Automated tender monitoring takes on its full meaning in highly technical and transversal sectors such as digital services, software and information systems. Public buyers increasingly launch complex tenders covering IT infrastructure, business software, data platforms, cybersecurity, cloud services or smart public services. In these contexts, relying on manual monitoring quickly becomes unrealistic due to the diversity of sources, technical vocabulary and overlapping scopes. A structured and automated approach makes it possible to efficiently track opportunities across the Digital, Software and Information Systems segment, while maintaining a consistent and searchable overview of published tenders.
This change of scale is even more critical for sectors such as telecommunications, data networks and smart cities, where projects often span multiple domains, from connectivity and sensors to urban platforms and video protection systems. Automated monitoring enables companies to follow tenders related to telecommunications, data and smart cities, as well as more specific markets such as video protection, which are frequently embedded within broader digital or urban infrastructure projects. It also facilitates a clearer distinction between what can realistically be monitored locally and what requires a broader approach, as detailed in our article on the key differences between tender monitoring in France and international markets.

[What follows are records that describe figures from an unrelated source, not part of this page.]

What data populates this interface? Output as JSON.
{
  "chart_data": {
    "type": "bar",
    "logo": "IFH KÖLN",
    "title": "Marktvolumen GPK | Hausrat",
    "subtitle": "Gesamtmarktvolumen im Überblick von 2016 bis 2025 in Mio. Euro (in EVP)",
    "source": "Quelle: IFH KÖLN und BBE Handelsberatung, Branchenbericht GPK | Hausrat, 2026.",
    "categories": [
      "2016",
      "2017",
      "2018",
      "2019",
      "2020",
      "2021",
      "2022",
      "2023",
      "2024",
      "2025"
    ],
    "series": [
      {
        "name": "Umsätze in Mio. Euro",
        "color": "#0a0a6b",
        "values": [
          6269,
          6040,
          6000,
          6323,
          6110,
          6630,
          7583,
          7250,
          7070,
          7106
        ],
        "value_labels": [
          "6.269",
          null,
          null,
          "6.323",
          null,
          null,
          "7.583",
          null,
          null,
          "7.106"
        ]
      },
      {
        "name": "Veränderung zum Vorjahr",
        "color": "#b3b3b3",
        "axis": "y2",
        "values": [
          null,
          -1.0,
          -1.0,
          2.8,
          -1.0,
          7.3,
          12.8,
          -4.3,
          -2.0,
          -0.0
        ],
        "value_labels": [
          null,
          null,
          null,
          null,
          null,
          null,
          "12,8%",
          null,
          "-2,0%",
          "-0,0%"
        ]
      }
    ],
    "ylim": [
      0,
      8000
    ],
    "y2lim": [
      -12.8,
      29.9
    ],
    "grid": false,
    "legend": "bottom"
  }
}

Manual tender monitoring remains a viable option in very localized contexts. Its main advantage is its zero cost, but its limits are structural: dispersion of sources, lack of aggregation, lack of analysis and difficulty in anticipating projects.
As companies grow, their ambitions expand, and markets become more complex, automated tender monitoring becomes a strategic lever. In this context, relying on a tender monitoring platform makes it possible to centralize information, analyze markets, and more effectively anticipate opportunities in France.